A French friend(she lives here and is a citizen but is in contact with friends and family there) says it is widely believed in France that that little "health incident" of Chirac's was more significant and that it was apparently a stroke and he is not functioning well since then..Indeed, they think he is quite "ga ga".

C

MeaninglessHotAir said...

Caroline,

Ok. Check.

And while we're agreeing, allow me state that I agree with this quote of yours re Hersh:

--------------------
Roger Simon: "No, I think in comments like this he is trying to relive his glory days of the secret bombing of Cambodia when he, Seymour, was a hero.
I can sympathize. This is a temptation we all have"
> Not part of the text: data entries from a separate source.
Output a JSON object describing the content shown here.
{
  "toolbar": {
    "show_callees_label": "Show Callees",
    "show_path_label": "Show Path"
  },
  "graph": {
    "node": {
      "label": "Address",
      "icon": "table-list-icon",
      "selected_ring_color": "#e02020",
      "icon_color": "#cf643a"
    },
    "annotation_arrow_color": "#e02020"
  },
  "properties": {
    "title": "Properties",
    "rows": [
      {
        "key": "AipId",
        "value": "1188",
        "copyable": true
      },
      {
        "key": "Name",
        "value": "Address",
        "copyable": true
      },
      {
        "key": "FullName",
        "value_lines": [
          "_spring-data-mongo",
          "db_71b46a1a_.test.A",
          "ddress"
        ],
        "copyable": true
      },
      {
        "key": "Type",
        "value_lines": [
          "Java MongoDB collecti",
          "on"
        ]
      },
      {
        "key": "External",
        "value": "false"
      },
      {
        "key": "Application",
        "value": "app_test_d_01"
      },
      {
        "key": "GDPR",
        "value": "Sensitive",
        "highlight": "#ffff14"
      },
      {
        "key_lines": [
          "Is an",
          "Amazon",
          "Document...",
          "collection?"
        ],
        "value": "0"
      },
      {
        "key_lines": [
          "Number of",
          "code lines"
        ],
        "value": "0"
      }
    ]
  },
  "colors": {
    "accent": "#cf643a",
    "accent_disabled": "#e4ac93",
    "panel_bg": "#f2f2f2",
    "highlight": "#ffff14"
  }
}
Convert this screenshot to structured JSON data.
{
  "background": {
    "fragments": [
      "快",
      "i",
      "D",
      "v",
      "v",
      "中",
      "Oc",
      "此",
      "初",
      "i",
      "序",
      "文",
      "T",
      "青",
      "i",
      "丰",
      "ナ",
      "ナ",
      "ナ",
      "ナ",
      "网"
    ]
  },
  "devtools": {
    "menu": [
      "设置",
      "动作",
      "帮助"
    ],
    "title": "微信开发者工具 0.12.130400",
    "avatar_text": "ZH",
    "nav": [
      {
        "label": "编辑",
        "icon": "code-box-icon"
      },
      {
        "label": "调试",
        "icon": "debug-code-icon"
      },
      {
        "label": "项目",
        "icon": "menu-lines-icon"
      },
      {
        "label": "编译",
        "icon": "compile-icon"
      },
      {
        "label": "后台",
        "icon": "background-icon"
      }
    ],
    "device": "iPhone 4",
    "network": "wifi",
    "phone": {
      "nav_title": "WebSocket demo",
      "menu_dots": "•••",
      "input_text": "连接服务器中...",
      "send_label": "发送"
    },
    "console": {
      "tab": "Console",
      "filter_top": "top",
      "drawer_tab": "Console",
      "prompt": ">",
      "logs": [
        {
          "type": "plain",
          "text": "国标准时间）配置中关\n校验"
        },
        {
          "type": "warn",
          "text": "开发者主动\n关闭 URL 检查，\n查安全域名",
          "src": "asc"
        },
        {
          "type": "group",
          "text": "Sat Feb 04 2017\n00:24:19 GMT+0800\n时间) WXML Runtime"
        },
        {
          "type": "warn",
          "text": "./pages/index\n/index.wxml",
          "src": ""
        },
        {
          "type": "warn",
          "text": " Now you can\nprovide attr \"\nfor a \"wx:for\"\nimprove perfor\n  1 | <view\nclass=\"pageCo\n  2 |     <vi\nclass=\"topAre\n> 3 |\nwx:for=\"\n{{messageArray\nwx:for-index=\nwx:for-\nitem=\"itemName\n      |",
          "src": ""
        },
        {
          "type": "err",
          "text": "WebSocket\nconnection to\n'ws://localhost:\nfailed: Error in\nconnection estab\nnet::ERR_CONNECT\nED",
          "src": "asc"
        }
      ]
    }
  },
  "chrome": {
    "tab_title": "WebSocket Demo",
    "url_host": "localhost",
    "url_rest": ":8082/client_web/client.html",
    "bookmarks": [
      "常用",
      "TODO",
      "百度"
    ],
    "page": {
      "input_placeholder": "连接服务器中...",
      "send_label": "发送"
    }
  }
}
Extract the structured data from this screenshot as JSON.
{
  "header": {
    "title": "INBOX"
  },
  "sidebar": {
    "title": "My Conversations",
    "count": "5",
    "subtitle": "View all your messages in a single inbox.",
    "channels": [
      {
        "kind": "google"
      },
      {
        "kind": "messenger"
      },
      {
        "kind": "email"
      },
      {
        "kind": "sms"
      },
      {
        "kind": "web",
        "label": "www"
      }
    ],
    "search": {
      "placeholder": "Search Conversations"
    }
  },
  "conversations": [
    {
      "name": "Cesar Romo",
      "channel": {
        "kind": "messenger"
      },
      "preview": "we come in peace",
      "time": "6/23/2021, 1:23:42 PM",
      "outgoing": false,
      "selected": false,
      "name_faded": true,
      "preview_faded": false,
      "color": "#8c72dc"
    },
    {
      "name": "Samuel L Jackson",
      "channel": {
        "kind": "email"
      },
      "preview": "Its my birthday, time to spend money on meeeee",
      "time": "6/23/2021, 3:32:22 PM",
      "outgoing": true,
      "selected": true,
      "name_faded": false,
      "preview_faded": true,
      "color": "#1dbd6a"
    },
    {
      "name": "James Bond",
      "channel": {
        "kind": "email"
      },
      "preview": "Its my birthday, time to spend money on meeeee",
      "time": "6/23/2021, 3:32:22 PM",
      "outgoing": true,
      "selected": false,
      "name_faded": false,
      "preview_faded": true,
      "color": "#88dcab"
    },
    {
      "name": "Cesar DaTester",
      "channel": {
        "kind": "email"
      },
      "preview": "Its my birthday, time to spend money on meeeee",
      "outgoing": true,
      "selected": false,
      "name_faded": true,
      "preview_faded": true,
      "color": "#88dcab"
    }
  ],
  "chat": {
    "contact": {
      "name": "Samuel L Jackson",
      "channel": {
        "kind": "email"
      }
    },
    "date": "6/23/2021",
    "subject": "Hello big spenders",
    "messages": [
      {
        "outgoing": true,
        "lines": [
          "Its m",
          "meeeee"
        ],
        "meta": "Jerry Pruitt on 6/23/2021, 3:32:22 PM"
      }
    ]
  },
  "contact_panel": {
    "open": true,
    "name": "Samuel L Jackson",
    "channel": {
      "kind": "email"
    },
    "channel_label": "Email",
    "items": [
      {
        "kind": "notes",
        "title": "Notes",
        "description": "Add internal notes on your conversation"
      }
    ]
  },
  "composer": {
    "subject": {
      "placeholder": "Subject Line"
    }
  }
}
It may be a temptation that many people have but it deserves no sympathy whatsoever. It ought to be roundly condemned. The stakes for the west as a whole are simply too high to pander to the ego needs of baby-boomer has-beens.
---------------------

Bravo! Well said.

gumshoe1 said...

Caroline & MHA -

i've read terrific reviews
of a book by author Stephen Hicks
called "Explaining Postmodernism:


i've sent YARGBie truepeers
a link to one review about it,
hoping he might find time to start up a thread about it here on the blog.


a link to the book...:

"Explaining Postmodernism: Skepticism and Socialism from Rousseau to Foucault" by Stephen R. C. Hicks (Paperback - August 2004)

http://www.amazon.com/exec/obidos/tg
/detail/-/1592476422/qid=1131948541
/sr=8-1/ref=pd_bbs_1/103-1983237
-8313415?v=glance&s=books&n=507846


to the review mentioned above...:

(book review & commentary)
from the blog
One Cosmos(and the Bo Diddley Beat)

"From the Lofty Kant to Lefty Cant"

http://onecosmos.blogspot.com/2005
/11/from-lofty-kant-to-lefty-cant_11.html

and a few choice quotes:

"Ever wonder why leftists are so irrational and unreasonable? According to Hicks, postmodernism is “the first ruthlessly consistent statement of the consequences of rejecting reason.” This is why leftists routinely resort to ad hominem attacks, extreme hostility to dissent, speech codes, and authoritarian political correctness. "

"...this also explains the common observation that the left is devoid of constructive ideas, for without logic and evidence, leftism has been reduced to a knee-jerk critique of Western civilization.
It is essentially irrational and nihilistic, because language is not about reality, but simply about more language."

*More Language*?

gotta luv it.

gumshoe1 said...

"...for without logic and evidence, leftism has been reduced to a knee-jerk critique of Western civilization."

to add a bit to that...
the memory-hole becomes
shallower and shallower
with the rejection of the
dreaded "history" in favor of the
newly sanctified "narratives"...

the yield is the the self-induced idiocy and power-grabbing of the recent "Lied into War" meme...
despite stacks of evidence to refute it.